Sanghvi Aarnav Hetan, Manjoo Amarjith, Rajput Prachi, Mahajan Navya, Rajamohan Natarajan, Abrar Iyman
Department of Electrical & Electronics Engineering, Birla Institute of Technology and Science, Pilani - Hyderabad Campus Shameerpet Hyderabad Telangana-500078 India.
Department of Chemical Engineering, Birla Institute of Technology and Science, Pilani - Hyderabad Campus Shameerpet Hyderabad Telangana-500078 India
RSC Adv. 2024 Nov 18;14(49):36868-36885. doi: 10.1039/d4ra06214k. eCollection 2024 Nov 11.
The global shift towards sustainable energy sources, necessitated by climate change concerns, has led to a critical review of biohydrogen production (BHP) processes and their potential as a solution to environmental challenges. This review evaluates the efficiency of various reactors used in BHP, focusing on operational parameters such as substrate type, pH, temperature, hydraulic retention time (HRT), and organic loading rate (OLR). The highest yield reported in batch, continuous, and membrane reactors was in the range of 29-40 L H/L per day at an OLR of 22-120 g/L per day, HRT of 2-3 h and acidic range of 4-6, with the temperature maintained at 37 °C. The highest yield achieved was 208.3 L H/L per day when sugar beet molasses was used as a substrate with at an OLR of 850 g COD/L per day, pH of 4.4, and at 8 h HRT. The integration of artificial intelligence (AI) tools, such as artificial neural networks and support vector machines has emerged as a novel approach for optimizing reactor performance and predicting outcomes. These AI models help in identifying key operational parameters and their optimal ranges, thus enhancing the efficiency and reliability of BHP processes. The review also draws attention to the importance of life cycle and techno-economic analyses in assessing the environmental impact and economic viability of BHP, addressing potential challenges like high operating costs and energy demands during scale-up. Future research should focus on developing more efficient and cost-effective BHP systems, integrating advanced AI techniques for real-time optimization, and conducting comprehensive LCA and TEA to ensure sustainable and economically viable biohydrogen production. By addressing these areas, BHP can become a key component of the transition to sustainable energy sources, contributing to the reduction of greenhouse gas emissions and the mitigation of environmental impacts associated with fossil fuel use.

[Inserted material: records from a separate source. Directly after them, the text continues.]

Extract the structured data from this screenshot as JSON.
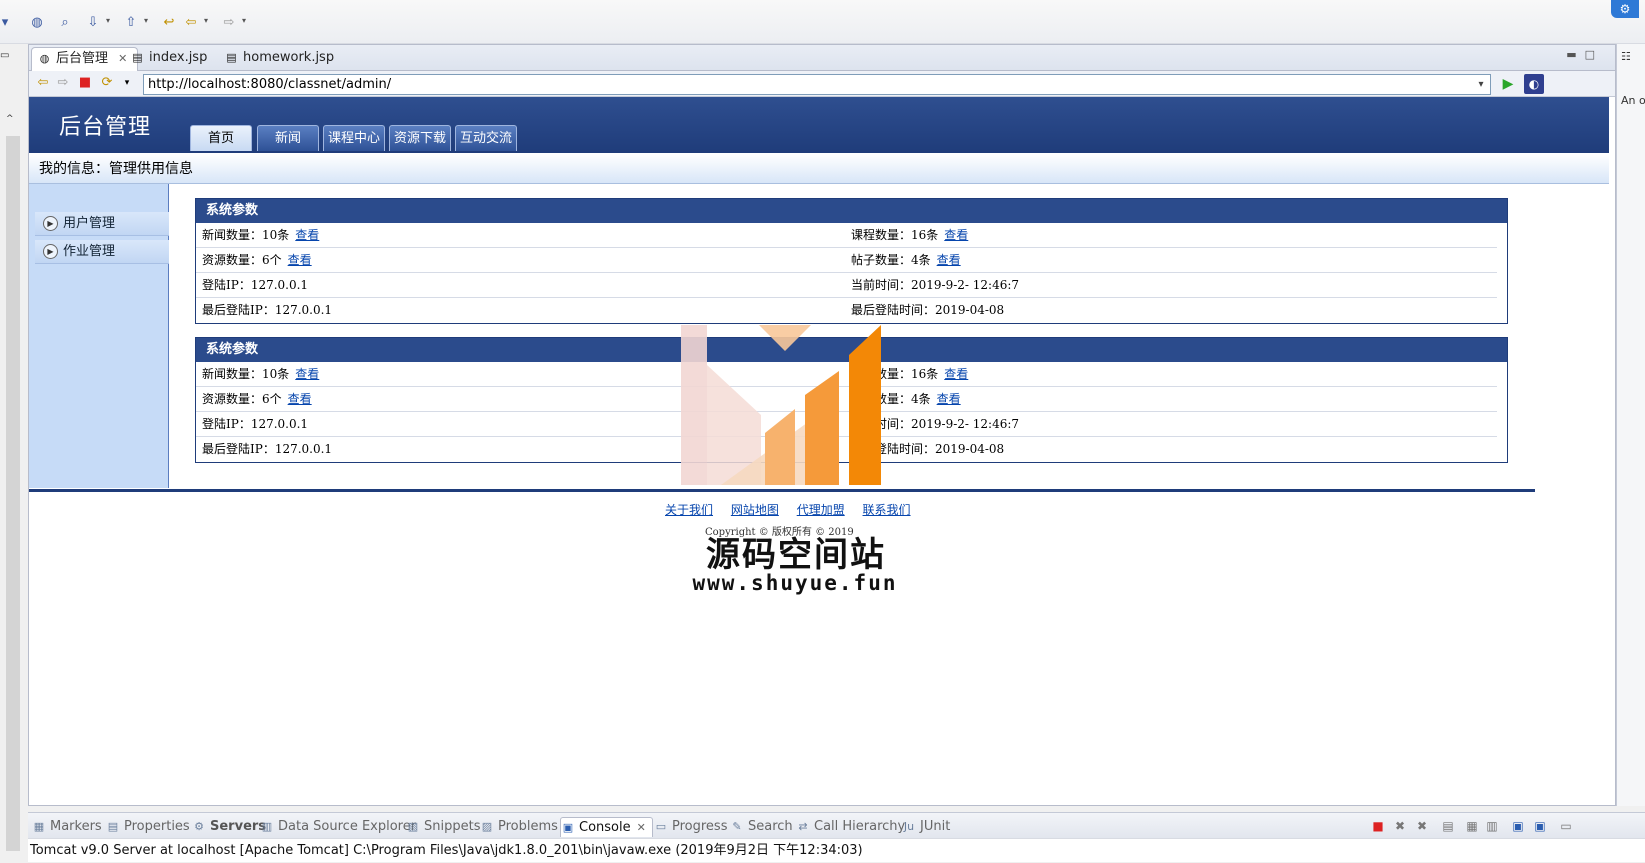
{
  "editor_tabs": [
    {
      "label": "后台管理",
      "active": true
    },
    {
      "label": "index.jsp",
      "active": false
    },
    {
      "label": "homework.jsp",
      "active": false
    }
  ],
  "browser": {
    "url": "http://localhost:8080/classnet/admin/"
  },
  "site": {
    "title": "后台管理",
    "nav_tabs": [
      "首页",
      "新闻",
      "课程中心",
      "资源下载",
      "互动交流"
    ],
    "info_bar": "我的信息：管理供用信息",
    "side_menu": [
      "用户管理",
      "作业管理"
    ]
  },
  "panels": [
    {
      "title": "系统参数",
      "rows": [
        {
          "left": "新闻数量：10条",
          "left_link": "查看",
          "right": "课程数量：16条",
          "right_link": "查看"
        },
        {
          "left": "资源数量：6个",
          "left_link": "查看",
          "right": "帖子数量：4条",
          "right_link": "查看"
        },
        {
          "left": "登陆IP：127.0.0.1",
          "left_link": "",
          "right": "当前时间：2019-9-2- 12:46:7",
          "right_link": ""
        },
        {
          "left": "最后登陆IP：127.0.0.1",
          "left_link": "",
          "right": "最后登陆时间：2019-04-08",
          "right_link": ""
        }
      ]
    },
    {
      "title": "系统参数",
      "rows": [
        {
          "left": "新闻数量：10条",
          "left_link": "查看",
          "right": "课程数量：16条",
          "right_link": "查看"
        },
        {
          "left": "资源数量：6个",
          "left_link": "查看",
          "right": "帖子数量：4条",
          "right_link": "查看"
        },
        {
          "left": "登陆IP：127.0.0.1",
          "left_link": "",
          "right": "当前时间：2019-9-2- 12:46:7",
          "right_link": ""
        },
        {
          "left": "最后登陆IP：127.0.0.1",
          "left_link": "",
          "right": "最后登陆时间：2019-04-08",
          "right_link": ""
        }
      ]
    }
  ],
  "footer": {
    "links": [
      "关于我们",
      "网站地图",
      "代理加盟",
      "联系我们"
    ],
    "copyright": "Copyright © 版权所有 © 2019"
  },
  "watermark": {
    "text": "源码空间站",
    "url": "www.shuyue.fun"
  },
  "right_panel": {
    "text": "An o"
  },
  "bottom_tabs": [
    {
      "label": "Markers",
      "icon": "markers-icon"
    },
    {
      "label": "Properties",
      "icon": "properties-icon"
    },
    {
      "label": "Servers",
      "icon": "servers-icon",
      "bold": true
    },
    {
      "label": "Data Source Explorer",
      "icon": "data-source-icon"
    },
    {
      "label": "Snippets",
      "icon": "snippets-icon"
    },
    {
      "label": "Problems",
      "icon": "problems-icon"
    },
    {
      "label": "Console",
      "icon": "console-icon",
      "active": true
    },
    {
      "label": "Progress",
      "icon": "progress-icon"
    },
    {
      "label": "Search",
      "icon": "search-icon"
    },
    {
      "label": "Call Hierarchy",
      "icon": "call-hierarchy-icon"
    },
    {
      "label": "JUnit",
      "icon": "junit-icon"
    }
  ],
  "console_text": "Tomcat v9.0 Server at localhost [Apache Tomcat] C:\\Program Files\\Java\\jdk1.8.0_201\\bin\\javaw.exe (2019年9月2日 下午12:34:03)",
  "colors": {
    "header_blue": "#2b4b8c",
    "side_blue": "#c6dbf7",
    "link": "#0645ad"
  }
}
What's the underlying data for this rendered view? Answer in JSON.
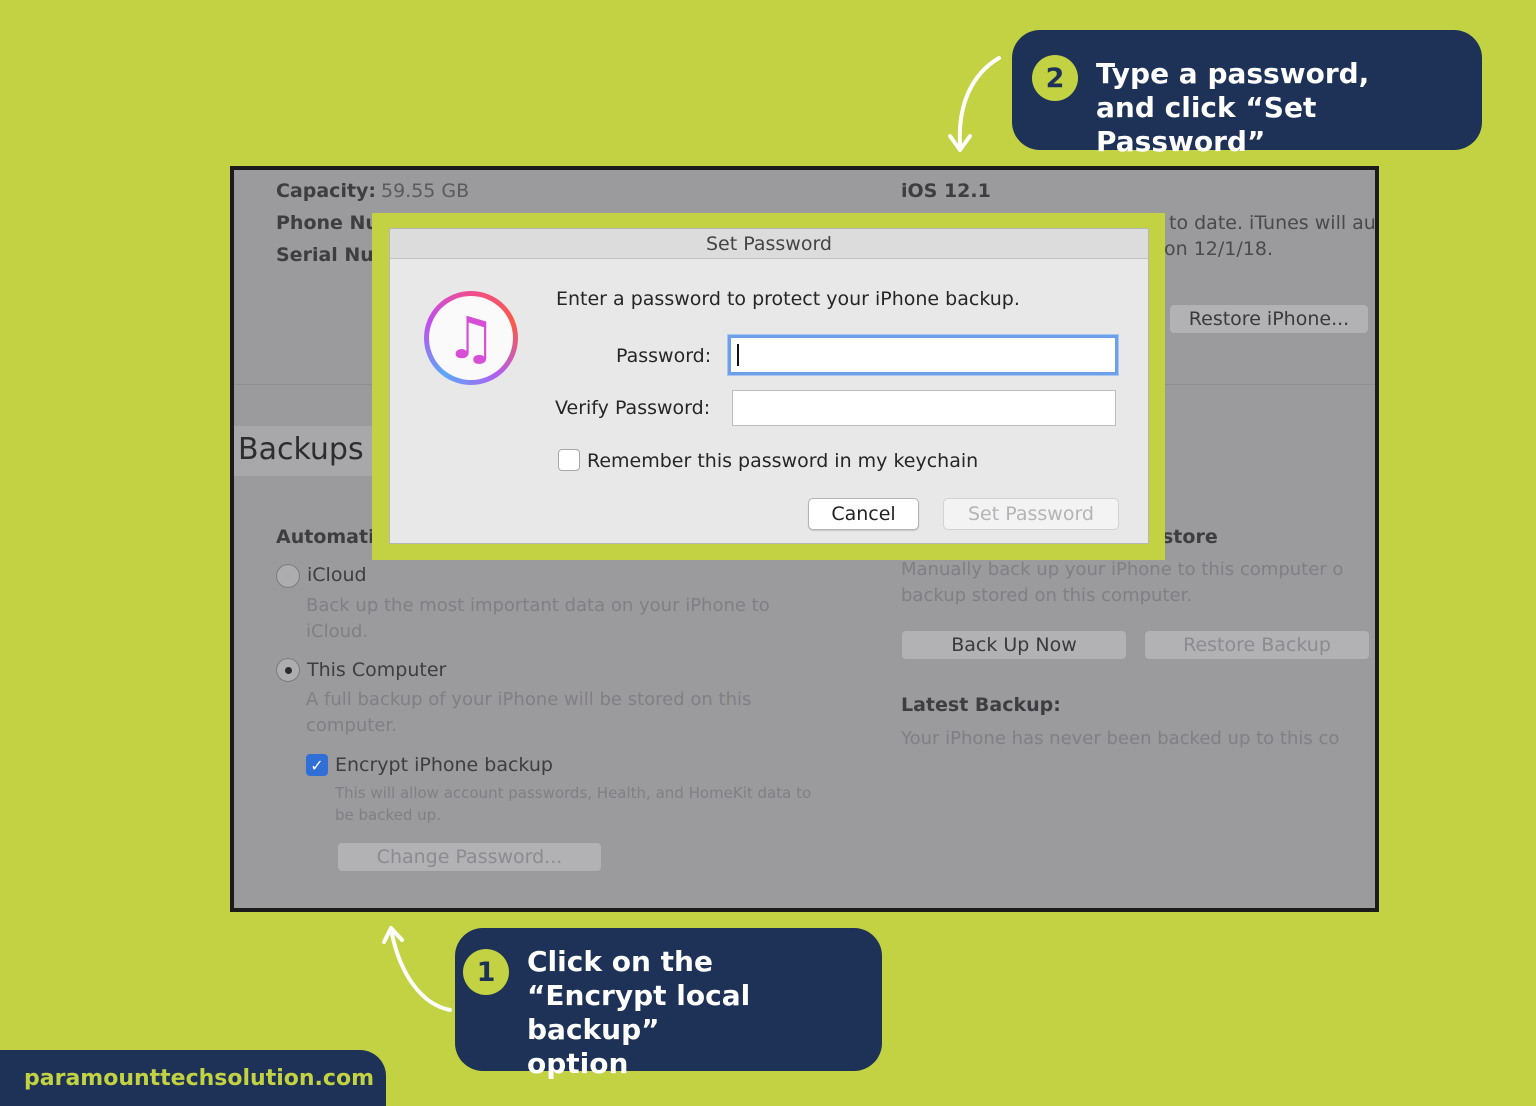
{
  "device_info": {
    "capacity_label": "Capacity:",
    "capacity_value": "59.55 GB",
    "phone_number_label": "Phone Nu",
    "serial_number_label": "Serial Nu",
    "ios_version": "iOS 12.1",
    "update_line_1": "to date. iTunes will au",
    "update_line_2": "on 12/1/18.",
    "restore_button": "Restore iPhone..."
  },
  "backups": {
    "title": "Backups",
    "auto_header": "Automati",
    "icloud_label": "iCloud",
    "icloud_desc_1": "Back up the most important data on your iPhone to",
    "icloud_desc_2": "iCloud.",
    "computer_label": "This Computer",
    "computer_desc_1": "A full backup of your iPhone will be stored on this",
    "computer_desc_2": "computer.",
    "encrypt_label": "Encrypt iPhone backup",
    "encrypt_desc_1": "This will allow account passwords, Health, and HomeKit data to",
    "encrypt_desc_2": "be backed up.",
    "change_password_button": "Change Password...",
    "manual_header": "store",
    "manual_desc_1": "Manually back up your iPhone to this computer o",
    "manual_desc_2": "backup stored on this computer.",
    "back_up_now_button": "Back Up Now",
    "restore_backup_button": "Restore Backup",
    "latest_label": "Latest Backup:",
    "latest_value": "Your iPhone has never been backed up to this co"
  },
  "dialog": {
    "title": "Set Password",
    "prompt": "Enter a password to protect your iPhone backup.",
    "password_label": "Password:",
    "verify_label": "Verify Password:",
    "remember_label": "Remember this password in my keychain",
    "cancel_button": "Cancel",
    "set_button": "Set Password",
    "icon_glyph": "♫"
  },
  "callouts": {
    "step2_number": "2",
    "step2_text": "Type a password,\nand click “Set Password”",
    "step1_number": "1",
    "step1_text": "Click on the\n“Encrypt local backup”\noption"
  },
  "footer": {
    "site": "paramounttechsolution.com"
  },
  "colors": {
    "background": "#c2d243",
    "callout": "#1d3256",
    "focus_ring": "#6ea0ea",
    "checkbox_checked": "#2f6fd6"
  }
}
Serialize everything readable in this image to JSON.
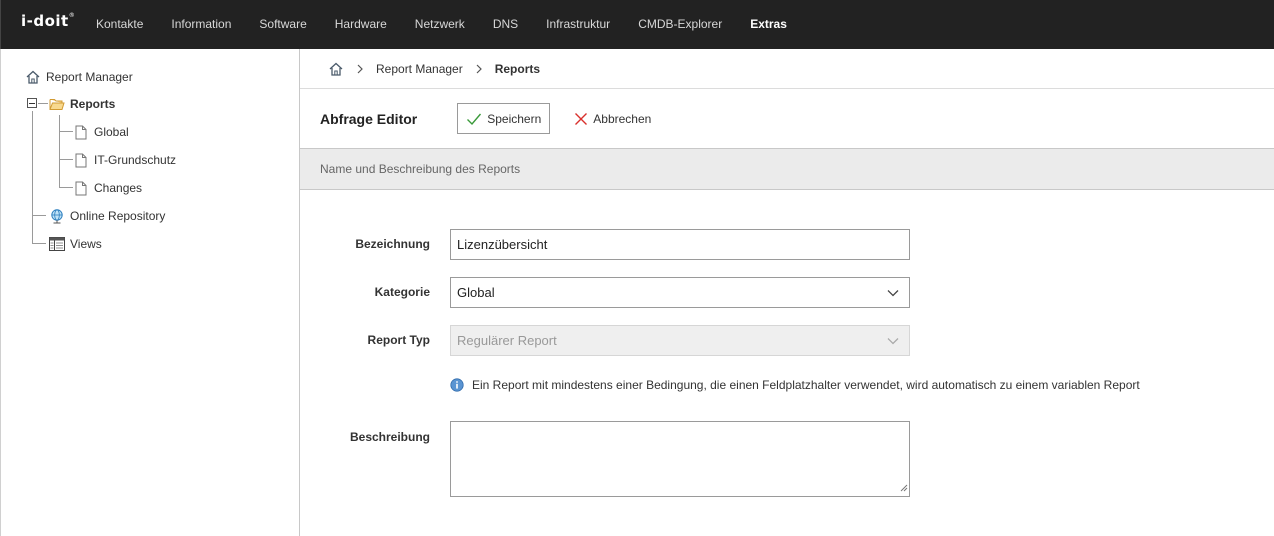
{
  "app": {
    "logo_text": "i-doit",
    "logo_mark": "®"
  },
  "nav": {
    "items": [
      {
        "label": "Kontakte"
      },
      {
        "label": "Information"
      },
      {
        "label": "Software"
      },
      {
        "label": "Hardware"
      },
      {
        "label": "Netzwerk"
      },
      {
        "label": "DNS"
      },
      {
        "label": "Infrastruktur"
      },
      {
        "label": "CMDB-Explorer"
      },
      {
        "label": "Extras"
      }
    ],
    "active": "Extras"
  },
  "sidebar": {
    "root": {
      "label": "Report Manager",
      "icon": "home-icon"
    },
    "reports": {
      "label": "Reports",
      "icon": "folder-open-icon",
      "expander_icon": "collapse-minus-icon"
    },
    "children": [
      {
        "label": "Global",
        "icon": "document-icon"
      },
      {
        "label": "IT-Grundschutz",
        "icon": "document-icon"
      },
      {
        "label": "Changes",
        "icon": "document-icon"
      }
    ],
    "online_repository": {
      "label": "Online Repository",
      "icon": "globe-icon"
    },
    "views": {
      "label": "Views",
      "icon": "table-view-icon"
    }
  },
  "breadcrumb": {
    "home_icon": "home-icon",
    "items": [
      {
        "label": "Report Manager"
      },
      {
        "label": "Reports"
      }
    ]
  },
  "toolbar": {
    "title": "Abfrage Editor",
    "save_label": "Speichern",
    "cancel_label": "Abbrechen"
  },
  "section": {
    "title": "Name und Beschreibung des Reports"
  },
  "form": {
    "bezeichnung": {
      "label": "Bezeichnung",
      "value": "Lizenzübersicht"
    },
    "kategorie": {
      "label": "Kategorie",
      "value": "Global"
    },
    "report_typ": {
      "label": "Report Typ",
      "value": "Regulärer Report",
      "disabled": true
    },
    "info_text": "Ein Report mit mindestens einer Bedingung, die einen Feldplatzhalter verwendet, wird automatisch zu einem variablen Report",
    "beschreibung": {
      "label": "Beschreibung",
      "value": ""
    }
  },
  "colors": {
    "topbar_bg": "#222222",
    "section_bg": "#ebebeb",
    "save_check": "#3a9a3a",
    "cancel_x": "#d9302c",
    "info_blue": "#3d7fc4"
  }
}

由于对气候变化的担忧,全球向可持续能源的转变促使人们对生物制氢(BHP)工艺及其作为环境挑战解决方案的潜力进行了批判性审视。本综述评估了BHP中使用的各种反应器的效率,重点关注诸如底物类型、pH值、温度、水力停留时间(HRT)和有机负荷率(OLR)等操作参数。在间歇式、连续式和膜反应器中报告的最高产率范围为每天29 - 40升氢气/升,OLR为每天22 - 120克/升,HRT为2 - 3小时,酸性范围为4 - 6,温度保持在37°C。当以甜菜糖蜜为底物,OLR为每天850克化学需氧量/升,pH值为4.4,HRT为8小时时,实现的最高产率为每天208.3升氢气/升。人工智能(AI)工具,如人工神经网络和支持向量机的整合,已成为优化反应器性能和预测结果的一种新方法。这些AI模型有助于识别关键操作参数及其最佳范围,从而提高BHP工艺的效率和可靠性。该综述还提请注意生命周期和技术经济分析在评估BHP的环境影响和经济可行性方面的重要性,解决扩大规模期间的高运营成本和能源需求等潜在挑战。未来的研究应侧重于开发更高效、更具成本效益的BHP系统,整合先进的AI技术进行实时优化,并进行全面的生命周期评估(LCA)和技术经济分析(TEA),以确保可持续且经济可行的生物制氢。通过解决这些领域的问题,BHP可以成为向可持续能源过渡的关键组成部分,有助于减少温室气体排放,并减轻与化石燃料使用相关的环境影响。